Course Dinner, Main Course
Cuisine Western
Diet Gluten Free, Low Calorie
Keyword chicken roast, fennel
Prep Time 10 minutes
Cook Time 40 minutes
Total Time 50 minutes
Servings 4 people
Author Holly Ford

Ingredients

  • 2 lb chicken drumsticks and thighs
  • salt and pepper
  • 3 tablespoon olive oil
  • 2 tablespoon fresh lemon juice
  • 1 tablespoon brown sugar
  • 1 teaspoon minced fresh rosemary
  • 1 clove garlic minced
  • 1 large fennel sliced
  • 1 large red pepper sliced
  • 1 large onion sliced

Instructions

  • Preheat the oven to 450˚F.
  • Season the chicken with salt and pepper.
  • Heat a large skillet over medium heat, add 2 tablespoons of olive oil and brown the chicken until the crust gets golden brown, about 5 minutes per side.

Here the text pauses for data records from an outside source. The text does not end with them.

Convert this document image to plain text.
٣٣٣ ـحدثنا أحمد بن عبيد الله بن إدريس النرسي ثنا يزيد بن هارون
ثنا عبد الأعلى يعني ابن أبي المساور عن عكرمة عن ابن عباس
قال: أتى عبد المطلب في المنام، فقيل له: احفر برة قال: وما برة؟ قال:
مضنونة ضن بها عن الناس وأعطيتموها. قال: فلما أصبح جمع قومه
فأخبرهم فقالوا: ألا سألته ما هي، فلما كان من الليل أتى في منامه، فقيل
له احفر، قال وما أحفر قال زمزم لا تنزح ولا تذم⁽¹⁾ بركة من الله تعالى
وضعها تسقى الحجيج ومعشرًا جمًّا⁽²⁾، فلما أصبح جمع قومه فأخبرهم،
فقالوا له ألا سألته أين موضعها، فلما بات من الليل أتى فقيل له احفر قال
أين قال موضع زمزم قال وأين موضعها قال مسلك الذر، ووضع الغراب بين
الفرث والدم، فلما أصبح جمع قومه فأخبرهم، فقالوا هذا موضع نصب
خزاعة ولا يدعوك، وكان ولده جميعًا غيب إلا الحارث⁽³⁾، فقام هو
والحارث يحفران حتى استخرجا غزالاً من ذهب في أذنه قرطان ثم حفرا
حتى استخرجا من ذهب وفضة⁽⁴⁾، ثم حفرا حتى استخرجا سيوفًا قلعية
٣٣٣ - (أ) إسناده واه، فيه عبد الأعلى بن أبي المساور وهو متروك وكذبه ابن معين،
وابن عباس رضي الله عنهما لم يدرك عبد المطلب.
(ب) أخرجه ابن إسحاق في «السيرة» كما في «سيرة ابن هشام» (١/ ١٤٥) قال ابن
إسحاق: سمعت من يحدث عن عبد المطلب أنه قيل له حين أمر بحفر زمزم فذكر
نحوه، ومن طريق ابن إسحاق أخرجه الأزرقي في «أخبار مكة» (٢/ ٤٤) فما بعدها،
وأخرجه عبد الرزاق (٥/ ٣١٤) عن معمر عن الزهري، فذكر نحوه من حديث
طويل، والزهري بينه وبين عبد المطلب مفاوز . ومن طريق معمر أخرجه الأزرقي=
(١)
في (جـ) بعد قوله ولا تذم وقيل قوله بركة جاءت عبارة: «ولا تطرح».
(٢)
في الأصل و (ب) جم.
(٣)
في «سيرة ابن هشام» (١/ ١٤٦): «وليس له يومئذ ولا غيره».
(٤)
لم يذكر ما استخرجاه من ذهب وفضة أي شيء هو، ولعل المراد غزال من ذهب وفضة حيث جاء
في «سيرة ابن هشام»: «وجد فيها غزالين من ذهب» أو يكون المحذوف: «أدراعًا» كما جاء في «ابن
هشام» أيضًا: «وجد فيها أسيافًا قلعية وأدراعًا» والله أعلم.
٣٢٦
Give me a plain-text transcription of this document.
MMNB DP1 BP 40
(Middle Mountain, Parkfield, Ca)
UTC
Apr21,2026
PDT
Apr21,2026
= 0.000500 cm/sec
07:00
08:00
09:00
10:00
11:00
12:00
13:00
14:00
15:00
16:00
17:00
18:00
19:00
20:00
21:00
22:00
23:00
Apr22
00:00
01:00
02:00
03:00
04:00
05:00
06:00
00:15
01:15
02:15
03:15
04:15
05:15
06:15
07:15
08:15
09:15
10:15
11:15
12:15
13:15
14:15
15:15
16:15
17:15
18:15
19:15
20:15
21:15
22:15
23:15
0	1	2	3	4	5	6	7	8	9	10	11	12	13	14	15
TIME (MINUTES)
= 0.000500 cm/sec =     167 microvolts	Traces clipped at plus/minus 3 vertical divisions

Transfer to a plate and set aside.
  • Add the garlic, fennel, pepper, and onion and cook until they are slightly softened, about 1-2 minutes.
  • In a small bowl, combine 1 tablespoon of olive oil, lemon juice, brown sugar, rosemary, and 2-3 pinches of salt and pepper. Mix well and add to the skillet. Stir the vegetables and deglaze the bottom of the skillet. Remove the skillet from the heat.
  • Return the chicken to the skillet and place on top of vegetables. Transfer the skillet to the oven and cook for 20-25 minutes until the chicken pieces are fully cooked and the vegetables are tender and soft.
  • Drizzle the pan juice over the chicken and the roasted vegetables, and serve with mashed potatoes or rice. Enjoy!